Teachers have given Education Minister Norma Foley another headache over her plans to reform the Leaving Cert.
The Teachers’ Union of Ireland (TUI) conference has voted to resist moves to make a permanent switch to running Leaving Cert orals and music practical exams over the Easter holidays.
Traditionally, these exams happen during term time, but in the past two years, they have moved to the Easter period because of the disruption caused by Covid.
The orals are a massive logistical exercise, which, this year, involved about 95,000 individual exams and about 1,100 examiners, who are teachers engaged by the State Examinations Commission (SEC) to undertake this work.
With ongoing high levels of teacher absences because of Covid, this year school managers argued that it would make it extremely difficult, if not impossible for schools to release teachers for this work during term time.
But Ms Foley’s reform package proposes to make the change permanent and to run these exams during the first week of the Easter holidays,
An emergency motion adopted at the TUI conference accuses the minister of an “opportunistic and unacceptable in attempt to normalise a temporary , emergency arrangement”.
Delegates said the decision did not have any regard for the fact that the timing of Easter varies and, also , that students may engage in extra-curricular activities during the Easter break.

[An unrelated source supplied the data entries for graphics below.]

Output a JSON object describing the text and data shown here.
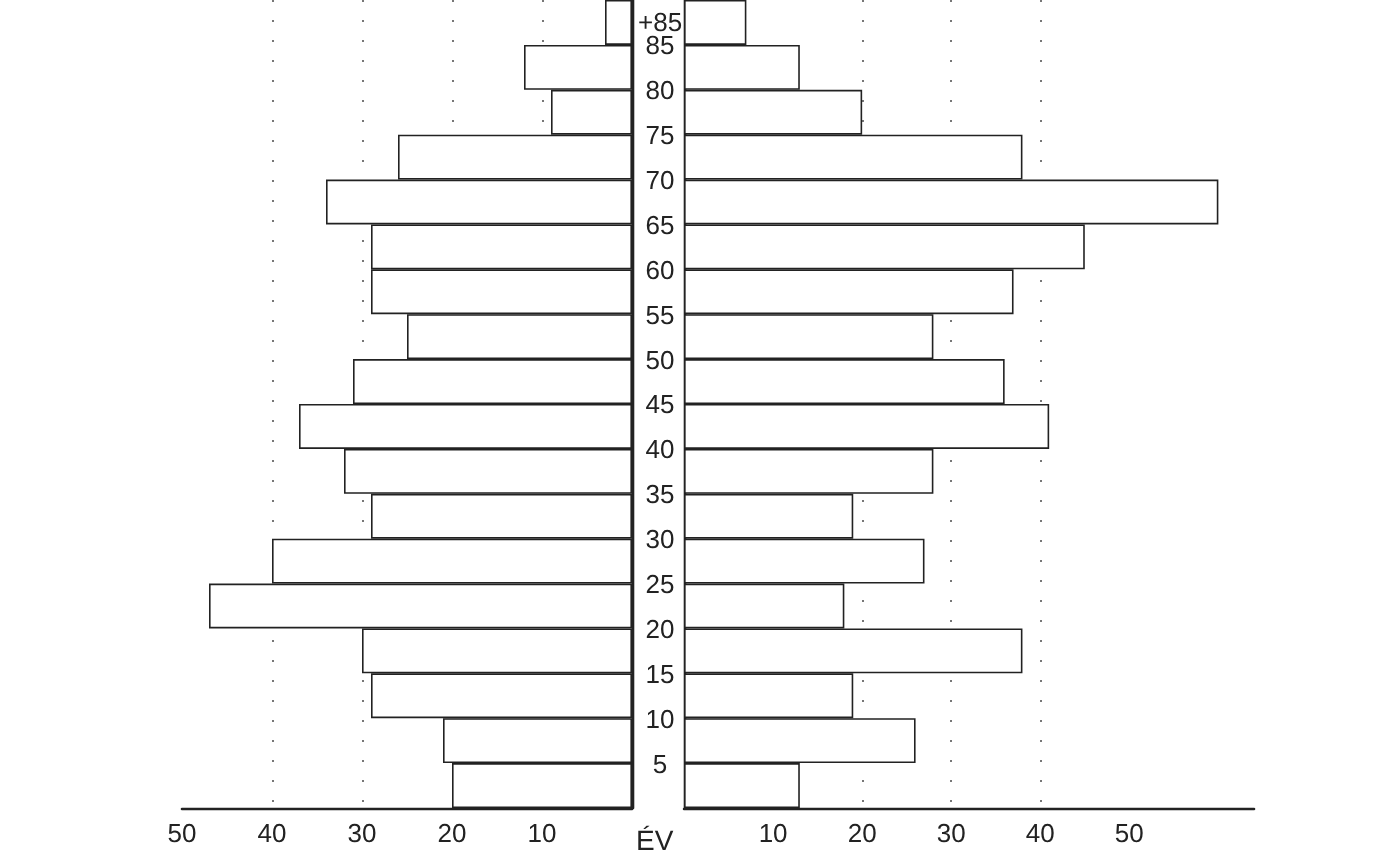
{
  "chart_data": [
    {
      "type": "bar",
      "orientation": "horizontal",
      "categories": [
        "+85",
        "85",
        "80",
        "75",
        "70",
        "65",
        "60",
        "55",
        "50",
        "45",
        "40",
        "35",
        "30",
        "25",
        "20",
        "15",
        "10",
        "5"
      ],
      "series": [
        {
          "color": "#ffffff",
          "values": [
            3,
            12,
            9,
            26,
            34,
            29,
            29,
            25,
            31,
            37,
            32,
            29,
            40,
            47,
            30,
            29,
            21,
            20
          ]
        }
      ],
      "xlim": [
        50,
        0
      ],
      "xticks": [
        50,
        40,
        30,
        20,
        10
      ],
      "grid": "x",
      "tick_labels": "x"
    },
    {
      "type": "bar",
      "orientation": "horizontal",
      "categories": [
        "+85",
        "85",
        "80",
        "75",
        "70",
        "65",
        "60",
        "55",
        "50",
        "45",
        "40",
        "35",
        "30",
        "25",
        "20",
        "15",
        "10",
        "5"
      ],
      "series": [
        {
          "color": "#ffffff",
          "values": [
            7,
            13,
            20,
            38,
            60,
            45,
            37,
            28,
            36,
            41,
            28,
            19,
            27,
            18,
            38,
            19,
            26,
            13
          ]
        }
      ],
      "xlim": [
        0,
        64
      ],
      "xticks": [
        10,
        20,
        30,
        40,
        50
      ],
      "grid": "x",
      "ylabel": "ÉV"
    }
  ]
}
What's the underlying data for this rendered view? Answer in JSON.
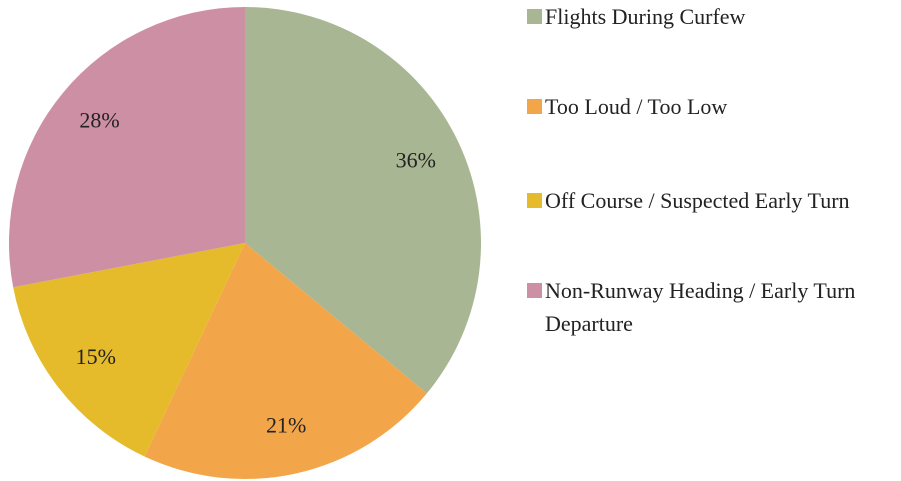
{
  "chart_data": {
    "type": "pie",
    "categories": [
      "Flights During Curfew",
      "Too Loud / Too Low",
      "Off Course / Suspected Early Turn",
      "Non-Runway Heading / Early Turn Departure"
    ],
    "values": [
      36,
      21,
      15,
      28
    ],
    "value_labels": [
      "36%",
      "21%",
      "15%",
      "28%"
    ],
    "colors": [
      "#a8b693",
      "#f2a649",
      "#e5bb2b",
      "#cd8fa4"
    ],
    "legend": "right"
  }
}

The motion instructs the union executive to oppose the move “by all available means” and to engage with the Department of Education and the SEC as a matter of urgency.
It comes on top of decisions by both the TUI and the Association of Secondary Teachers’ Ireland (ASTI) to resist another key element of the reform package – the plan for teachers to assess their own students for 40pc of marks in each Leaving Cert subject.
The ASTI has also said it will refuse to engage in any discussion about Leaving Cert reform until "a full, open and transparent study of the Junior Cert has been conducted and its findings made public".